Centre de Référence des Maladies Inflammatoires Rares du Cerveau et de la Moelle, Institut du Cerveau, CIC Neuroscience, ICM, Hôpital de la Pitié Salpêtrière, Sorbonne Université, Paris, France.
Pole des Neurosciences, B4 Neurology Unit, Centre de ressources et de compétences Sclérose en plaques, CHU Purpan, Toulouse, France.
Eur J Neurol. 2021 Oct;28(10):3461-3466. doi: 10.1111/ene.14612. Epub 2020 Nov 27.
Outcomes of coronavirus disease 2019 (COVID-19) in patients with neuromyelitis optica spectrum disorders (NMOSD) or myelin oligodendrocyte glycoprotein antibody-associated disease (MOGAD), often treated with immunosuppressive therapies, are still unknown.
We conducted a multicenter, retrospective, observational cohort study among all French expert centers for neuromyelitis optica and related disorders. Patients with NMOSD or MOGAD included in the study received a confirmed or highly suspected diagnosis of COVID-19 between 1 March 2020 and 30 June 2020. Main outcome was COVID-19 severity score assessed on a seven-point ordinal scale ranging from 1 (not hospitalized with no limitations on activities) to 7 (death).
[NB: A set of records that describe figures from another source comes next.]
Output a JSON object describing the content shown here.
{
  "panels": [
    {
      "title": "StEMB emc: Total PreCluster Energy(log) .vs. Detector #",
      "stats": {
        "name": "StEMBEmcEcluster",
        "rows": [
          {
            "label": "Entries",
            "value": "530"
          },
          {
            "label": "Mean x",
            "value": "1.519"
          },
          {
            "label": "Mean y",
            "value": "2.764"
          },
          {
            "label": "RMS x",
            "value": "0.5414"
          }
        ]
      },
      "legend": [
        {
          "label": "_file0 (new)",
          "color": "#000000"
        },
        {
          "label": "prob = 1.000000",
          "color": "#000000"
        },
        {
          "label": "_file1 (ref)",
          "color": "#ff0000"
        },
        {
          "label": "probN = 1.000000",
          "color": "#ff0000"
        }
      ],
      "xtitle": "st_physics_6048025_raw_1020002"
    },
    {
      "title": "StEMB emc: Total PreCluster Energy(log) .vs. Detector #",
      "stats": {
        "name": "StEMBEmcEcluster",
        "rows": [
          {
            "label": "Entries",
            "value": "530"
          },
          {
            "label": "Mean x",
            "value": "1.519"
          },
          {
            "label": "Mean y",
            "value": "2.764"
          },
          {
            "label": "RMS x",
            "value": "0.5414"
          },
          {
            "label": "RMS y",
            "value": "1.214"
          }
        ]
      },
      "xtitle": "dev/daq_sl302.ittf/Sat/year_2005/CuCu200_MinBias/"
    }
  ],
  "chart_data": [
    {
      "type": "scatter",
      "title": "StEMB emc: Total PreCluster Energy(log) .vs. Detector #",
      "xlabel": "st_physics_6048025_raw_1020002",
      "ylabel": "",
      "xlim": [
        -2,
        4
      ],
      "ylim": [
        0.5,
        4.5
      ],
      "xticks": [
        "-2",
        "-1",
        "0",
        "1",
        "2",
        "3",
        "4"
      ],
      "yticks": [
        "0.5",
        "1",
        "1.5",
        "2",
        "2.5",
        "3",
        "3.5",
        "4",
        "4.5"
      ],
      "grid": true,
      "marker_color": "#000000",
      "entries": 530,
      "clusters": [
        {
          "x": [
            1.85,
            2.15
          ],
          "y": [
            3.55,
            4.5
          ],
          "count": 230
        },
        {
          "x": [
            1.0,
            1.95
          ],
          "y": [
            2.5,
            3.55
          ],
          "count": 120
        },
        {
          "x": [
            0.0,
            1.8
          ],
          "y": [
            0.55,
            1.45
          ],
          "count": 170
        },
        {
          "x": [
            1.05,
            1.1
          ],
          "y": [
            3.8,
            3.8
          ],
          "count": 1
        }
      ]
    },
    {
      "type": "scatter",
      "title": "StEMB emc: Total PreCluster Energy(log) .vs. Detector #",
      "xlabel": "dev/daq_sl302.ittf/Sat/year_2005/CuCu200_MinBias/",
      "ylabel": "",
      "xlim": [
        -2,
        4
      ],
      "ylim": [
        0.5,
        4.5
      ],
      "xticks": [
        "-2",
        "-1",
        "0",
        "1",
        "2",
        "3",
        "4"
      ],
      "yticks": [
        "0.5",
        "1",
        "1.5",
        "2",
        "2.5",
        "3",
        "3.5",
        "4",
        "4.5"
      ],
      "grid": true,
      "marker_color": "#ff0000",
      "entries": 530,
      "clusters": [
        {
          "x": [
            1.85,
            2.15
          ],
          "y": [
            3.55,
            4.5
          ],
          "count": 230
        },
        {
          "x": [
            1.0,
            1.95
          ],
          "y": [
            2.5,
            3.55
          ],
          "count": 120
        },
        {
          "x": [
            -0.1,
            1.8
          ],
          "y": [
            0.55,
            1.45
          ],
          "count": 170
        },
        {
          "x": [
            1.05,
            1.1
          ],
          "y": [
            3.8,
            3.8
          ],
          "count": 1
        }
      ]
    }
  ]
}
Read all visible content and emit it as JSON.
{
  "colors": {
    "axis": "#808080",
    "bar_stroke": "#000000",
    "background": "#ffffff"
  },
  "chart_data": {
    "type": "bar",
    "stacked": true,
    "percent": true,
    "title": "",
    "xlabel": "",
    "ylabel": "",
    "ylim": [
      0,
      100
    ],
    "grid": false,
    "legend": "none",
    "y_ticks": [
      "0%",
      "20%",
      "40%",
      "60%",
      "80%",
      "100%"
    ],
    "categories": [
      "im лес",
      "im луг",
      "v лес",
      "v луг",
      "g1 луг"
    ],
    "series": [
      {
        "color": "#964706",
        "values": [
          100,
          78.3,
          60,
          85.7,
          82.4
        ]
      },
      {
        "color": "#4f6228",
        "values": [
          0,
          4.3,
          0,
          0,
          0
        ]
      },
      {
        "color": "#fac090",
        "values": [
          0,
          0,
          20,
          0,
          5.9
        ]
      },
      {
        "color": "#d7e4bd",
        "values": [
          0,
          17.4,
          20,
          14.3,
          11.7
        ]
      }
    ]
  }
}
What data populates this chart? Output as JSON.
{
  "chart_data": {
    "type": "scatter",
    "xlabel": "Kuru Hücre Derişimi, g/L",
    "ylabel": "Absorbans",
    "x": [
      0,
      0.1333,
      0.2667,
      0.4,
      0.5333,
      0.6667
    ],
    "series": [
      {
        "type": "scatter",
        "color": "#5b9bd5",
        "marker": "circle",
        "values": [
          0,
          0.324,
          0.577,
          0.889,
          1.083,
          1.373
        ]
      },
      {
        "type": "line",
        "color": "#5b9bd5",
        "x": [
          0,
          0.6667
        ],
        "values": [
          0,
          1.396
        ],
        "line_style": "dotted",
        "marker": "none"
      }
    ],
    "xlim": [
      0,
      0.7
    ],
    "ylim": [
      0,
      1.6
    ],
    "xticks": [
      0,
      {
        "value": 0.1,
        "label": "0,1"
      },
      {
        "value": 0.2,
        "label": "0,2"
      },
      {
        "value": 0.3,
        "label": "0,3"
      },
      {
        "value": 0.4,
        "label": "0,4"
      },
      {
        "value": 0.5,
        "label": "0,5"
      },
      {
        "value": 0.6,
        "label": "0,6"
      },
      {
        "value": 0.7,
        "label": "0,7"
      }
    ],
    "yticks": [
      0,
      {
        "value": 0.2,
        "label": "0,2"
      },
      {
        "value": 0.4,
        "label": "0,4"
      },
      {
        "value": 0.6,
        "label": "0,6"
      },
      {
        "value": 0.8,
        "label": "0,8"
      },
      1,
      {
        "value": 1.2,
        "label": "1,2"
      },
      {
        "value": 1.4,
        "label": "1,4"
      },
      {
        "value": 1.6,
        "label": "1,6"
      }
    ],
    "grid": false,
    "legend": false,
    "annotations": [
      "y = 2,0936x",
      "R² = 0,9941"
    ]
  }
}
Fifteen cases (mean [SD] age: 39.3 [14.3] years, 11 female) were included. Five patients (33.3%) were hospitalized, all receiving rituximab. A 24-year-old patient with positive aquaporine-4 antibody, with obesity as comorbidity, needed mechanical ventilation. Outpatients were receiving anti-CD20 (5), mycophenolate mofetil (3) or azathioprine (3). They were younger (mean [SD] age: 37.0 [13.4] years), with a longer disease duration (mean [SD]: 8.3 [6.3] years) and had a lower expanded disability severity score (EDSS) score (median [range] EDSS: 2.5 [0-4]) relative to patients requiring hospitalization (mean [SD] age: 44.0 [16.4] years, mean [SD] disease duration: 5.8 [5.5] years, median [range] EDSS: 4 [0-6.5]).
COVID-19 outcome was overall favorable in this cohort. Larger international studies are needed to identify risk factors of severe COVID-19; however, we recommend personal protective measures to reduce risk of SARS-CoV-2 infection in this immunocompromised population.
患有视神经脊髓炎谱系疾病(NMOSD)或髓鞘少突胶质细胞糖蛋白抗体相关疾病(MOGAD)的患者经常接受免疫抑制治疗,其 2019 年冠状病毒病(COVID-19)的结局尚不清楚。
我们在所有法国视神经脊髓炎和相关疾病专家中心进行了一项多中心、回顾性、观察性队列研究。研究纳入的 NMOSD 或 MOGAD 患者于 2020 年 3 月 1 日至 6 月 30 日期间确诊或高度疑似 COVID-19。主要结局是采用 7 分序数量表评估的 COVID-19 严重程度评分,范围为 1(未住院且活动不受限制)至 7(死亡)。
纳入 15 例患者(平均[SD]年龄:39.3[14.3]岁,11 例女性)。5 例患者(33.3%)住院,均接受利妥昔单抗治疗。1 例 24 岁、抗水通道蛋白-4 抗体阳性、肥胖合并症的患者需要机械通气。门诊患者接受抗 CD20(5 例)、霉酚酸酯(3 例)或硫唑嘌呤(3 例)治疗。与需要住院治疗的患者相比,门诊患者年龄更小(平均[SD]年龄:37.0[13.4]岁)、疾病持续时间更长(平均[SD]:8.3[6.3]年)、扩展残疾严重程度评分(EDSS)更低(中位数[范围]EDSS:2.5[0-4])。
该队列中 COVID-19 的结局总体良好。需要更大规模的国际研究来确定严重 COVID-19 的危险因素;然而,我们建议该免疫功能低下人群采取个人防护措施,以降低 SARS-CoV-2 感染的风险。